WASHINGTON - Presiden Amerika Serikat Donald Trump membantah bahwa kekacauan di pasar obligasi Amerika pada bulan ini yang mengakibatkan ia menunda penerapan tarif..

Seperti dikutip businessinsider.com, dalam wawancara dengan Time Magazine yang dipublikasikan, Jumat (25/4), Trump menegaskan bahwa ia tidak khawatir dengan pergerakan tajam di pasar obligasi setelah pengumuman tarif yang ia sebut sebagai "Hari Pembebasan" pada 2 April.

Setelah Trump mengumumkan tarif besar-besaran, imbal hasil (yield) obligasi pemerintah AS bertenor 10 tahun AS melonjak ke 4,45%, level tertinggi sejak Januari. Trump kemudian mengumumkan jeda 90 hari untuk sebagian besar tarif. Namun ia mengatakan kepada Time bahwa langkah tersebut tidak ada hubungannya dengan aksi obral obligas pemerintah AS.

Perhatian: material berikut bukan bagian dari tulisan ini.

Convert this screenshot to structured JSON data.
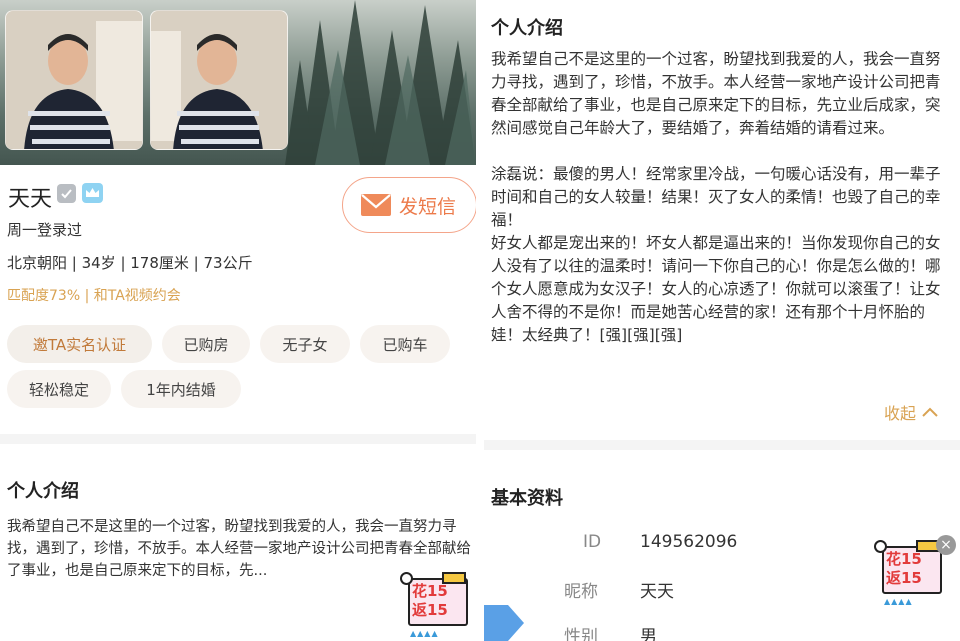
{
  "left": {
    "name": "天天",
    "login_status": "周一登录过",
    "basic_info": "北京朝阳 | 34岁 | 178厘米 | 73公斤",
    "match_info": "匹配度73% | 和TA视频约会",
    "sms_button": "发短信",
    "tags": [
      "邀TA实名认证",
      "已购房",
      "无子女",
      "已购车",
      "轻松稳定",
      "1年内结婚"
    ],
    "intro_title": "个人介绍",
    "intro_short": "我希望自己不是这里的一个过客，盼望找到我爱的人，我会一直努力寻找，遇到了，珍惜，不放手。本人经营一家地产设计公司把青春全部献给了事业，也是自己原来定下的目标，先..."
  },
  "right": {
    "intro_title": "个人介绍",
    "intro_p1": "我希望自己不是这里的一个过客，盼望找到我爱的人，我会一直努力寻找，遇到了，珍惜，不放手。本人经营一家地产设计公司把青春全部献给了事业，也是自己原来定下的目标，先立业后成家，突然间感觉自己年龄大了，要结婚了，奔着结婚的请看过来。",
    "intro_p2": "涂磊说：最傻的男人！经常家里冷战，一句暖心话没有，用一辈子时间和自己的女人较量！结果！灭了女人的柔情！也毁了自己的幸福！",
    "intro_p3": "好女人都是宠出来的！坏女人都是逼出来的！当你发现你自己的女人没有了以往的温柔时！请问一下你自己的心！你是怎么做的！哪个女人愿意成为女汉子！女人的心凉透了！你就可以滚蛋了！让女人舍不得的不是你！而是她苦心经营的家！还有那个十月怀胎的娃！太经典了！[强][强][强]",
    "collapse": "收起",
    "basic_title": "基本资料",
    "rows": [
      {
        "label": "ID",
        "value": "149562096"
      },
      {
        "label": "昵称",
        "value": "天天"
      },
      {
        "label": "性别",
        "value": "男"
      }
    ]
  },
  "promo": {
    "line1": "花15",
    "line2": "返15"
  },
  "colors": {
    "accent_orange": "#ec7a4a",
    "gold": "#d9a353",
    "tag_bg": "#f7f3ef"
  }
}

Dia menegaskan reaksi investor obligasi tidak mengkhawatirkannya. "Itu bukan alasan untuk itu," kata Trump..

"Saya melakukannya sampai kami mendapatkan angka yang saya inginkan. Saya telah bertemu dengan banyak negara, berbicara melalui telepon, dan bahkan tidak ingin mereka datang." 

Setelah mengumumkan jeda tarif tersebut, Trump mengatakan kepada wartawan bahwa pasar obligasi sangat sulit diprediksi. "Pasar obligasi sangat rumit. Saya sedang memantau, tapi jika Anda melihatnya sekarang, sangat indah. Pasar obligasi saat ini sangat indah," tambahnya.

Trump dan Menteri Keuangan Scott Bessent mengatakan bahwa pemerintah fokus pada imbal hasil obligasi 10 tahun AS, yang memengaruhi biaya kenaikan bunga pinjaman bagi warga Amerika.

Namun, menurut Kevin Hassett, Direktur Dewan Ekonomi Nasional, penurunan pasar obligasi memaksa Trump untuk bertindak dengan lebih "tergesa-gesa" dalam memutuskan menangguhkan penerapan tarif selama 90 hari.

Trump dan Menteri Keuangan Scott Bessent mengatakan bahwa pemerintah fokus pada imbal hasil obligasi 10 tahun AS, yang memengaruhi biaya kenaikan bunga pinjaman bagi warga Amerika.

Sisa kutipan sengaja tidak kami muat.